Oil and gas firm Melrose Resources is to spend $83m (£53.4m) next year in exploration and development work while continuing to reduce its debt levels.

In a London Stock Exchange statement, Melrose said it would spend $37m (£24m) on exploration wells in Bulgaria and Egypt and a seismic project in Romania.

Most of the rest will be used to develop its main fields in Egypt.

Melrose said its capital budget had been set at a level which would allow it to continue cutting its debts.

It expects to reduce its gearing – the level of its net debt compared with equity capital – to below 100% by the end of this year and to 50%-60% by the end of 2012.

The Edinburgh firm’s exploration programme for next year comprises three exploration wells – two in Egypt and one in Bulgaria – and a seismic acquisition in Romania.

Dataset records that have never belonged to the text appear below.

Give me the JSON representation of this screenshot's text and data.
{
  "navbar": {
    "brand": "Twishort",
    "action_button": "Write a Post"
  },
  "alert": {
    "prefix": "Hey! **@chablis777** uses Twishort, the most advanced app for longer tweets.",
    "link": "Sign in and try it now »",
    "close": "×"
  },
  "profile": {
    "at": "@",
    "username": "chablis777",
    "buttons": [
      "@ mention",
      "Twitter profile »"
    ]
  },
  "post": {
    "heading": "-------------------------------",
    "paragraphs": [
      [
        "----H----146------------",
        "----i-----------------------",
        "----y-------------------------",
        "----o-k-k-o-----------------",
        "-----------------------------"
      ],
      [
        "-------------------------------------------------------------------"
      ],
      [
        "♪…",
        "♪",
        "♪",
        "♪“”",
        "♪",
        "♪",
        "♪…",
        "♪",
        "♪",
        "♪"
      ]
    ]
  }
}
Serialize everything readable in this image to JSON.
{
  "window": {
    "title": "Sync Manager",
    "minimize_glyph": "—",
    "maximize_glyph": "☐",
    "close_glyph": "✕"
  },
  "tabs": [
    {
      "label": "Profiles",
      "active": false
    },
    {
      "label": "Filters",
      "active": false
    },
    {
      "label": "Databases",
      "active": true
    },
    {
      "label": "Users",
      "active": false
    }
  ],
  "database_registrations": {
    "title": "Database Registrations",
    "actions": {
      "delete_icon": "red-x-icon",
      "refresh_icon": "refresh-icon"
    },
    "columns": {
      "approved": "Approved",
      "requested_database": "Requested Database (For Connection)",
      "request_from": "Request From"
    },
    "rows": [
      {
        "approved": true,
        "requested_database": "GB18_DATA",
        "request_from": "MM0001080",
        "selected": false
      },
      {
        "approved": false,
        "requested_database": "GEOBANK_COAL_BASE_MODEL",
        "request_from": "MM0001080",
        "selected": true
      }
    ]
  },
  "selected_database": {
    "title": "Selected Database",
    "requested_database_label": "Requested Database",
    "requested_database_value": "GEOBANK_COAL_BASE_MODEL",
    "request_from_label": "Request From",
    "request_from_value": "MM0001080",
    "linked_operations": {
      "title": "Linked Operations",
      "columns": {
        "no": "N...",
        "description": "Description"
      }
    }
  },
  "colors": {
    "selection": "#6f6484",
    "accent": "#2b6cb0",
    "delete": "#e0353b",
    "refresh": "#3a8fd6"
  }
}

The first Egyptian well scheduled to be drilled will be Al Hajarisah-1 in the South East Mansoura concession, which is expected to begin drilling in the second quarter.

The second well in southern Egypt is scheduled to begin drilling late in the third quarter.

In Bulgaria, one well is set to be drilled in the central area of the Galata block.

Romanian first

Melrose also plans to invest $12m (£7.7m) on a seismic survey, offshore Romania – its first exploration activity in the country.

The majority of planned development expenditure – some $45.1m (£29m) – will be allocated to the company’s main producing fields in Egypt.

Melrose chief executive David Thomas said: “We are looking forward to 2012 when we will continue to pursue our various exploration and development projects whilst maintaining a strong focus on delivering the company’s financial objectives.

“Based on our performance in 2011, we are now setting a new target to reduce financial gearing to below 60% within 12 months.

“The exploration programme contains some potentially high impact wells, both in Egypt and Bulgaria, and we will be particularly pleased to commence the seismic acquisition programme on the Muridava and Est Cobalcescu blocks, offshore Romania.”